Subject: packages hierarchy and README.html
To: None <tech-pkg@NetBSD.org>
From: Dan McMahill <dmcmahill@NetBSD.org>
List: tech-pkg
Date: 04/26/2005 18:07:00
In investigating a PR, I've had cause to look again at the code
in bsd.pkg.mk and mk/scripts/genreadme.awk which generates the
README.html files for pkgsrc.  There are some bad assumptions
in both.  I'm soliciting opinions here and hopefully I won't
replace some broken code with some different broken code.


Currently what happens is in bsd.pkg.mk, there is a test which
compares ${PACKAGES} to ${PKGSRCDIR}/packages.  In slightly 
simplified form the test is:

cd ${PACKAGES}
case `pwd` in
	${PKGSRCDIR}/packages)
		MULTIARCH=no
		;;

	*)
		MULTIARCH=yes
		;;
esac

Basically this is trying to figure out if you have a tree like

/usr/pkgsrc/packages/{All,archivers,audio,cad,...} with binary
packages living under /usr/pkgsrc/packages/All or if you have
a tree like whats found at ftp://ftp.netbsd.org/pub/NetBSD/packages/
which is like

.../packages/{1.6.2/{alpha,i386,sparc},2.0/{amd64,i386,sparc64}}

and under each of those directories you have
{{All,archivers,audio,cad,...} again with the actual binary pkgs
living under All.  So our choice is do you have something like

/usr/pkgsrc/packages/All/foo-2.0.tar.gz

or

/some/other/place/packages/2.0/vax/All/foo-2.0.tar.gz

Clearly this test is broken.  For example you may mount pkgsrc 
read only or you may have your binary packages in some other
location which has extra storage.  In both of these cases you'll
end up with MULTIARCH=yes even though thats not right.

Now in mk/scripts/genreadme.awk, an attempt is made to find
all the binary packages for a particular package.  In the
MULTIARCH=no case, this is done by doing something like

pkgs=`ls -1 /usr/pkgsrc/packages/All/foo-*`

and then for each file in $pkgs, you get a line in your README.html
listing package version and providing a link.  The machine
arch field in the output line, the operating system name, and
operating system version are determined by the machine that generated
the README.html files.
See ftp://ftp.netbsd.org/pub/NetBSD/packages/pkgsrc/devel/gmake/README.html
for an example of what these lines look like.

This is mostly ok as implemented except that you might be
generating README.html files for some other operating system,
architecture, or version.

On the MULTIARCH=yes case, the list of packages is found with
something like

pkgs=`ls -1 /some/other/place/packages/[0-9].*/*/All/foo-*`

The "[0-9].*" is because at
ftp://ftp.netbsd.org/pub/NetBSD/packages/ there are some
other things besides os version directories.
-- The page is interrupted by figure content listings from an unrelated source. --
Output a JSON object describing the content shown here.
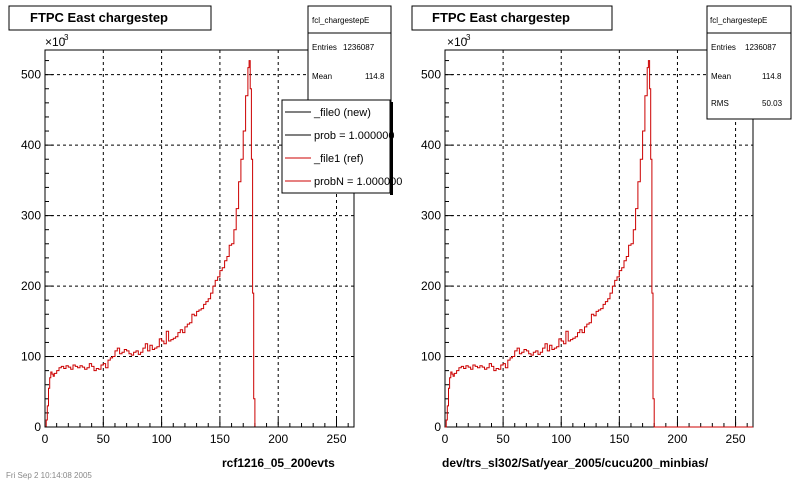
{
  "left_panel": {
    "title": "FTPC East chargestep",
    "exponent": "×10",
    "exponent_power": "3",
    "footer": "rcf1216_05_200evts",
    "corner_text": "Fri Sep  2 10:14:08 2005",
    "stats": {
      "name": "fcl_chargestepE",
      "rows": [
        {
          "label": "Entries",
          "value": "1236087"
        },
        {
          "label": "Mean",
          "value": "114.8"
        }
      ]
    },
    "legend": [
      {
        "label": "_file0 (new)",
        "color": "#000000"
      },
      {
        "label": "prob = 1.000000",
        "color": "#000000"
      },
      {
        "label": "_file1 (ref)",
        "color": "#cc0000"
      },
      {
        "label": "probN = 1.000000",
        "color": "#cc0000"
      }
    ]
  },
  "right_panel": {
    "title": "FTPC East chargestep",
    "exponent": "×10",
    "exponent_power": "3",
    "footer": "dev/trs_sl302/Sat/year_2005/cucu200_minbias/",
    "stats": {
      "name": "fcl_chargestepE",
      "rows": [
        {
          "label": "Entries",
          "value": "1236087"
        },
        {
          "label": "Mean",
          "value": "114.8"
        },
        {
          "label": "RMS",
          "value": "50.03"
        }
      ]
    }
  },
  "chart_data": [
    {
      "type": "line",
      "title": "FTPC East chargestep",
      "xlim": [
        0,
        265
      ],
      "ylim": [
        0,
        535
      ],
      "y_scale_note": "×10^3",
      "xticks": [
        0,
        50,
        100,
        150,
        200,
        250
      ],
      "yticks": [
        0,
        100,
        200,
        300,
        400,
        500
      ],
      "grid": true,
      "legend_position": "top-right",
      "series": [
        {
          "name": "_file1 (ref)",
          "color": "#cc0000",
          "x": [
            0,
            1,
            2,
            3,
            4,
            5,
            6,
            7,
            8,
            10,
            12,
            14,
            16,
            18,
            20,
            22,
            24,
            26,
            28,
            30,
            32,
            34,
            36,
            38,
            40,
            42,
            44,
            46,
            48,
            50,
            52,
            54,
            56,
            58,
            60,
            62,
            64,
            66,
            68,
            70,
            72,
            74,
            76,
            78,
            80,
            82,
            84,
            86,
            88,
            90,
            92,
            94,
            96,
            98,
            100,
            102,
            104,
            106,
            108,
            110,
            112,
            114,
            116,
            118,
            120,
            122,
            124,
            126,
            128,
            130,
            132,
            134,
            136,
            138,
            140,
            142,
            144,
            146,
            148,
            150,
            152,
            154,
            156,
            158,
            160,
            162,
            164,
            166,
            168,
            170,
            172,
            174,
            175,
            176,
            177,
            178,
            179,
            180,
            185,
            190,
            200,
            220,
            265
          ],
          "y": [
            0,
            10,
            30,
            55,
            70,
            78,
            75,
            72,
            76,
            80,
            84,
            86,
            83,
            87,
            85,
            82,
            88,
            86,
            84,
            87,
            85,
            82,
            84,
            90,
            86,
            80,
            83,
            82,
            88,
            90,
            84,
            95,
            98,
            100,
            108,
            112,
            104,
            106,
            110,
            108,
            104,
            102,
            106,
            108,
            103,
            106,
            112,
            118,
            108,
            116,
            110,
            112,
            114,
            125,
            122,
            118,
            136,
            122,
            124,
            126,
            128,
            134,
            138,
            134,
            142,
            146,
            148,
            160,
            158,
            164,
            166,
            168,
            174,
            178,
            182,
            190,
            200,
            208,
            213,
            222,
            226,
            236,
            242,
            258,
            260,
            280,
            310,
            348,
            380,
            420,
            470,
            510,
            520,
            480,
            380,
            190,
            40,
            0,
            0,
            0,
            0,
            0,
            0
          ]
        },
        {
          "name": "_file0 (new)",
          "color": "#000000",
          "x": [
            0,
            265
          ],
          "y": [
            0,
            0
          ]
        }
      ]
    },
    {
      "type": "line",
      "title": "FTPC East chargestep",
      "xlim": [
        0,
        265
      ],
      "ylim": [
        0,
        535
      ],
      "y_scale_note": "×10^3",
      "xticks": [
        0,
        50,
        100,
        150,
        200,
        250
      ],
      "yticks": [
        0,
        100,
        200,
        300,
        400,
        500
      ],
      "grid": true,
      "series": [
        {
          "name": "fcl_chargestepE",
          "color": "#cc0000",
          "x": [
            0,
            1,
            2,
            3,
            4,
            5,
            6,
            7,
            8,
            10,
            12,
            14,
            16,
            18,
            20,
            22,
            24,
            26,
            28,
            30,
            32,
            34,
            36,
            38,
            40,
            42,
            44,
            46,
            48,
            50,
            52,
            54,
            56,
            58,
            60,
            62,
            64,
            66,
            68,
            70,
            72,
            74,
            76,
            78,
            80,
            82,
            84,
            86,
            88,
            90,
            92,
            94,
            96,
            98,
            100,
            102,
            104,
            106,
            108,
            110,
            112,
            114,
            116,
            118,
            120,
            122,
            124,
            126,
            128,
            130,
            132,
            134,
            136,
            138,
            140,
            142,
            144,
            146,
            148,
            150,
            152,
            154,
            156,
            158,
            160,
            162,
            164,
            166,
            168,
            170,
            172,
            174,
            175,
            176,
            177,
            178,
            179,
            180,
            185,
            190,
            200,
            220,
            265
          ],
          "y": [
            0,
            10,
            30,
            55,
            70,
            78,
            75,
            72,
            76,
            80,
            84,
            86,
            83,
            87,
            85,
            82,
            88,
            86,
            84,
            87,
            85,
            82,
            84,
            90,
            86,
            80,
            83,
            82,
            88,
            90,
            84,
            95,
            98,
            100,
            108,
            112,
            104,
            106,
            110,
            108,
            104,
            102,
            106,
            108,
            103,
            106,
            112,
            118,
            108,
            116,
            110,
            112,
            114,
            125,
            122,
            118,
            136,
            122,
            124,
            126,
            128,
            134,
            138,
            134,
            142,
            146,
            148,
            160,
            158,
            164,
            166,
            168,
            174,
            178,
            182,
            190,
            200,
            208,
            213,
            222,
            226,
            236,
            242,
            258,
            260,
            280,
            310,
            348,
            380,
            420,
            470,
            510,
            520,
            480,
            380,
            190,
            40,
            0,
            0,
            0,
            0,
            0,
            0
          ]
        }
      ]
    }
  ]
}
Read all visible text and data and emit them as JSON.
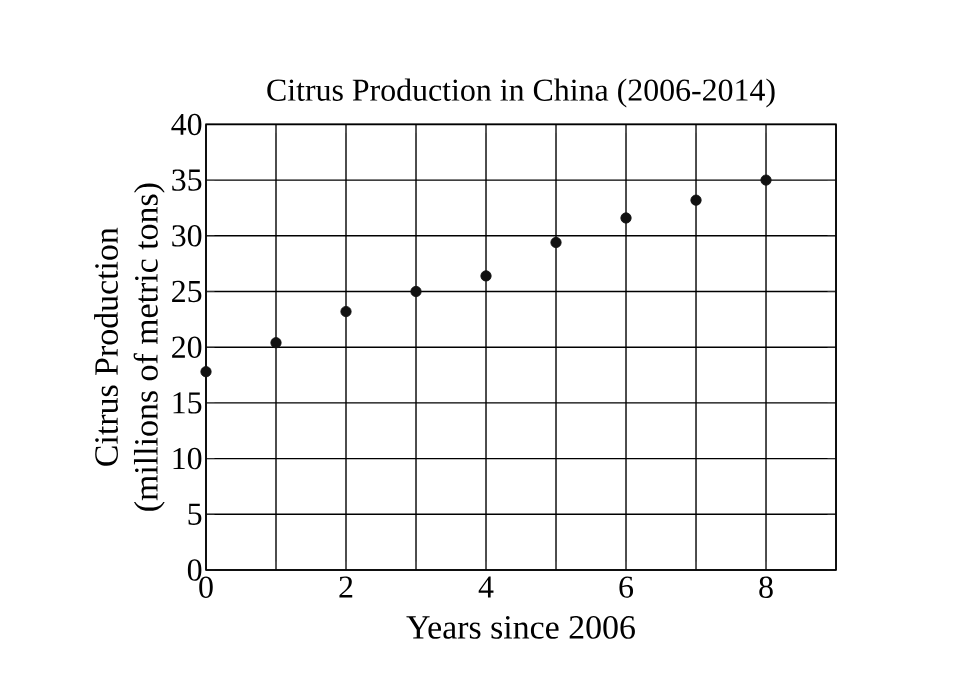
{
  "chart_data": {
    "type": "scatter",
    "title": "Citrus Production in China (2006-2014)",
    "xlabel": "Years since 2006",
    "ylabel": "Citrus Production\n(millions of metric tons)",
    "x": [
      0,
      1,
      2,
      3,
      4,
      5,
      6,
      7,
      8
    ],
    "values": [
      17.8,
      20.4,
      23.2,
      25.0,
      26.4,
      29.4,
      31.6,
      33.2,
      35.0
    ],
    "color": "#111111",
    "marker": "circle",
    "grid": true,
    "xlim": [
      0,
      9
    ],
    "xticks": [
      0,
      {
        "value": 1,
        "label": null
      },
      2,
      {
        "value": 3,
        "label": null
      },
      4,
      {
        "value": 5,
        "label": null
      },
      6,
      {
        "value": 7,
        "label": null
      },
      8,
      {
        "value": 9,
        "label": null
      }
    ],
    "ylim": [
      0,
      40
    ],
    "yticks": [
      0,
      5,
      10,
      15,
      20,
      25,
      30,
      35,
      40
    ]
  }
}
Then genreadme.awk extracts the operating system version and the
machine architecture from the path to the binary package
file.  The operating system name is taken from the system
which generates the README.html file.


----------------------------------


Now, how to make things better?  One possibility is use

pkgs=`find ${PACKAGES} -name foo-\* -type f`

where the -type f skips the soft links from the categories to 
All.  Now for each $pkgs, use pkg_info -B to extract
OPSYS=NetBSD
OS_VERSION=2.0
MACHINE_ARCH=alpha

The advantage is we can lose the MULTIARCH test which is
broken anyway and we should always get the right operating
system, version, and MACHINE_ARCH for each binary package.
We get support for multiple operating systems for free.

The drawback is with 5,000 packages, you're running
find 5,000 times and pkg_info potentially many more times.
For example, ftp.netbsd.org has right at about 100,000
binary packages (!).

At 0.125 seconds per pkg_info (taken from pkg_info -B
on about 300 pkgs on a lightly loaded alpha PC164)
this is 4 hours of pkg_info.  For a more reasonable
5,000 binary packages its only 10 minutes.


Comments on this approach?  Suggestions for a better approach?

Thanks
-Dan


--